UC Berkeley announces new lifelong learning institute
BERKELEY – The University of California, Berkeley, is establishing a new program for adults 50 and older that will allow them to enroll in classes taught by retired faculty members but free of homework or exams.
The program, which will start in the fall, is funded in part by a $100,000 grant from the San Francisco-based Bernard Osher Foundation. The initial course offerings will range from an examination of the American soul to a review of new approaches to disease prevention.
UC Berkeley Extension will administer the new Osher Lifelong Learning Institute at UC Berkeley, and most classes will be held at UC Extension's headquarters in downtown Berkeley, a few blocks from the main campus. Emeriti faculty from UC Berkeley and scholars from other Bay Area colleges and universities will teach the non-credit courses.
"The love of learning doesn't stop as you get older, and neither should the opportunities to acquire knowledge. I'm delighted that this grant from the Osher Foundation allows us to draw on the university's resources and open the way for retirees and others to enroll in classes for the sheer joy of learning," said Chancellor Robert M. Berdahl.
Adults 50 and over will be eligible for membership in the new institute. With a fee of $295 plus a $50 activity fee for the fall term, those who enroll will be able to take up to four courses. Courses will be taught during the day, and there will be no requirements for homework or exams.
The line-up of fall courses includes "Preventing Disease: Some New
Approaches," taught by Leonard Syme, professor emeritus in the School
of Public Health, and "The Development of the American Soul," taught
by William Garrett, a professor of humanities at John F. Kennedy
University. Among other courses, Leonard Johnson, a professor emeritus
in the UC
Berkeley French department, will teach "Cuisine in the History of French
Civilization," and John Warren Travis, a professor emeritus of theater
arts, will teach "From Page to Stage to Silver Screen."

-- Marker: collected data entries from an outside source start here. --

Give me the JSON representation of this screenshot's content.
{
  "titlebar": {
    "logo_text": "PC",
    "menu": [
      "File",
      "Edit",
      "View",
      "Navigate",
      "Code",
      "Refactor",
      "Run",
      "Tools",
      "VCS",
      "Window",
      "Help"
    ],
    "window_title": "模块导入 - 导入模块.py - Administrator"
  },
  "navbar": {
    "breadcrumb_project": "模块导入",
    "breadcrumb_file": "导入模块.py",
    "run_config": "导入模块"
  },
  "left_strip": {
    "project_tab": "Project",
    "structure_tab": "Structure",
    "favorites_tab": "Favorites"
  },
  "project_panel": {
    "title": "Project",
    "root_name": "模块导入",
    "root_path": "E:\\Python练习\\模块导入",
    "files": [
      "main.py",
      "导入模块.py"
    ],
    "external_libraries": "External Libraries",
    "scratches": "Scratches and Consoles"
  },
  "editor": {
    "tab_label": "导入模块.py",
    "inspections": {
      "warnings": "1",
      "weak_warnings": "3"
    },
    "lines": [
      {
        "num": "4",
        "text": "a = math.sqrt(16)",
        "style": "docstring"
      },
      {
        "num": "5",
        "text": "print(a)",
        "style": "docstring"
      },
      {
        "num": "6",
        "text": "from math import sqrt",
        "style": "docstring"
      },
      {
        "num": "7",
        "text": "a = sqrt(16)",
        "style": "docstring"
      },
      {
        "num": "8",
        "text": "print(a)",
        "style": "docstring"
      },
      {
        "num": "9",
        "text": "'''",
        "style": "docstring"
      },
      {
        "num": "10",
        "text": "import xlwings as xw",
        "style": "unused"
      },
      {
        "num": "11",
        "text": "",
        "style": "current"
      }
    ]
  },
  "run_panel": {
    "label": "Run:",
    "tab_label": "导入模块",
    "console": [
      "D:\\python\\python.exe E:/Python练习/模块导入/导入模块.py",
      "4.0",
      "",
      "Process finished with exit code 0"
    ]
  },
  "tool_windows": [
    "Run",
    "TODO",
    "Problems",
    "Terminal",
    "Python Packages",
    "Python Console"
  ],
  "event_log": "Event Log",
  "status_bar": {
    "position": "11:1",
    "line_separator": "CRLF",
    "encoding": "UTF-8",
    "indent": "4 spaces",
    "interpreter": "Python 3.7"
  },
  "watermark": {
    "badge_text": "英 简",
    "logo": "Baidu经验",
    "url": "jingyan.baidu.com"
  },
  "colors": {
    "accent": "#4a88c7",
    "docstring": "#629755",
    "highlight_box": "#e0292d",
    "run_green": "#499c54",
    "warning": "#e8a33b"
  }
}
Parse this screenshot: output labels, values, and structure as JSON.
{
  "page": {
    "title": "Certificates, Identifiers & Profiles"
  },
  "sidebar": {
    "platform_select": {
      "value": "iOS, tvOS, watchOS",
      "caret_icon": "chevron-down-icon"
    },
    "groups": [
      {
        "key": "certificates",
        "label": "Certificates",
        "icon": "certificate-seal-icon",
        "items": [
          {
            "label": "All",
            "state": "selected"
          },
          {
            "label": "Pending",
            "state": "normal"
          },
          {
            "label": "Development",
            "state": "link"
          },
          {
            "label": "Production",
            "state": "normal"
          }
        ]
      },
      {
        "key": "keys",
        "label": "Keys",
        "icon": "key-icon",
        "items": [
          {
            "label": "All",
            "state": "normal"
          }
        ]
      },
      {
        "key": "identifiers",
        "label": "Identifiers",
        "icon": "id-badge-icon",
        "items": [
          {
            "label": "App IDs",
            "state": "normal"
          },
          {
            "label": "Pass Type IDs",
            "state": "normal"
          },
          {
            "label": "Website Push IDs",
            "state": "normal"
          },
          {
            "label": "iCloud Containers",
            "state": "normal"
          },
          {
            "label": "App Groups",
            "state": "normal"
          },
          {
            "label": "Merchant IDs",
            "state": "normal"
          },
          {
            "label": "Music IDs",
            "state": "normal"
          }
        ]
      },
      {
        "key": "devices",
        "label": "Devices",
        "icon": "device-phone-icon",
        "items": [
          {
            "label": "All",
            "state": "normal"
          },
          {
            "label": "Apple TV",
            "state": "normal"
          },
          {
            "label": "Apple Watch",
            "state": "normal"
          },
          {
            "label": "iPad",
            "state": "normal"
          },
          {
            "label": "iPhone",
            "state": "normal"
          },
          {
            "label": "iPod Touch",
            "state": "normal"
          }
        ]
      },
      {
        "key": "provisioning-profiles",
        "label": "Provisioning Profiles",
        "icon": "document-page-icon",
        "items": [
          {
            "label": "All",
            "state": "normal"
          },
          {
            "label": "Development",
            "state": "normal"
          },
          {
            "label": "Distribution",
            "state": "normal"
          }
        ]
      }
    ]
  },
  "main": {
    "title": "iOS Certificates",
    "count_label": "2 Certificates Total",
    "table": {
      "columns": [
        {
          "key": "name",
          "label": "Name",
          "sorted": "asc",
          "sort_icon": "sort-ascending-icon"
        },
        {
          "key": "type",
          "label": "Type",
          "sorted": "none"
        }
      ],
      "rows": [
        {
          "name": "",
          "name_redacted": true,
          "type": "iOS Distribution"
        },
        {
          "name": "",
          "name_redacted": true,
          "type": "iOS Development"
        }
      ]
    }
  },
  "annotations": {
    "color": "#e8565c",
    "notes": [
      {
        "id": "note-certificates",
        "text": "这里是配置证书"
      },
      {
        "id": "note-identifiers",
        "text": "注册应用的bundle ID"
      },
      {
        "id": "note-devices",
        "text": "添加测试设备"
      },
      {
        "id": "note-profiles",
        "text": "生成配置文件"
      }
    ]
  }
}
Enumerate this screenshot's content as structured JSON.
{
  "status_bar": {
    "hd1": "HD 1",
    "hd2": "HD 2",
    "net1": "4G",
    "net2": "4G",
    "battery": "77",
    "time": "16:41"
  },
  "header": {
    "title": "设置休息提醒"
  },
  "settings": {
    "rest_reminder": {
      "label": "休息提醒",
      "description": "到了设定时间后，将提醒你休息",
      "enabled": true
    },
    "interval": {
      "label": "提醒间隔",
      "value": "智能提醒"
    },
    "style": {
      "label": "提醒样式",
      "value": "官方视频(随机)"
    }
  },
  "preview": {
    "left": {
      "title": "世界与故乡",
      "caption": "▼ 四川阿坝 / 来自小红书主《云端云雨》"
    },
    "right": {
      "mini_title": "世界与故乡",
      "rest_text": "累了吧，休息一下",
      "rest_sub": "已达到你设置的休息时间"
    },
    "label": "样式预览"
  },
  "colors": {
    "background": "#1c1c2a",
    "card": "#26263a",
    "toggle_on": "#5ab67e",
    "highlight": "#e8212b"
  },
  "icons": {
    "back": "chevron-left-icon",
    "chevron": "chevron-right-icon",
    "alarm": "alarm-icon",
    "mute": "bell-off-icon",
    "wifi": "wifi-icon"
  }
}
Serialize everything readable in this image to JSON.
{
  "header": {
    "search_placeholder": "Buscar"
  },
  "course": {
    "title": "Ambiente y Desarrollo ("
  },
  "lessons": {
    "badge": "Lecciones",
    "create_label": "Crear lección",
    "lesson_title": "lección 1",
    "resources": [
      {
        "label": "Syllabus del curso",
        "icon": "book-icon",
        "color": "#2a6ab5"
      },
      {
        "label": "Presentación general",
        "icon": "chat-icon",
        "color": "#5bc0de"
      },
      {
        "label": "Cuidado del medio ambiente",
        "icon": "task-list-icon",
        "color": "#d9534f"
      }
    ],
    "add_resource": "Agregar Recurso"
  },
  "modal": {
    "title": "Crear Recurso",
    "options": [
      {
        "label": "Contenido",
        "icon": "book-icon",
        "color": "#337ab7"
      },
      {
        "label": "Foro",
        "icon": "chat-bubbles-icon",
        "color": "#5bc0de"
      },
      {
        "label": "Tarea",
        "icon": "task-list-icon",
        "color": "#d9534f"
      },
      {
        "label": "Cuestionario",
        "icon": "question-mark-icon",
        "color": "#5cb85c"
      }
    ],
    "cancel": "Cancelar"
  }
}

In addition, those who enroll will be eligible for benefits offered by Cal Performances, the Berkeley Art Museum and Pacific Film Archive, and University of California Botanical Garden.
An open house on Sept. 10, featuring Chancellor Berdahl and other speakers, as well as instructors, will formally launch the institute. The first group of courses will begin in October.
The Bernard Osher Foundation, established by San Francisco businessman Bernard Osher in 1977, seeks to improve the quality of life for residents of the San Francisco Bay Area through programs in the arts and humanities and in post-secondary and environmental education. The foundation has made grants to 18 institutions in four states to establish a network of Osher Lifelong Learning Institutes.
UC Berkeley Extension is the continuing education branch of UC Berkeley. Extension offers more than 2,500 courses each year, including online courses and more than 30 certificate programs and customized training.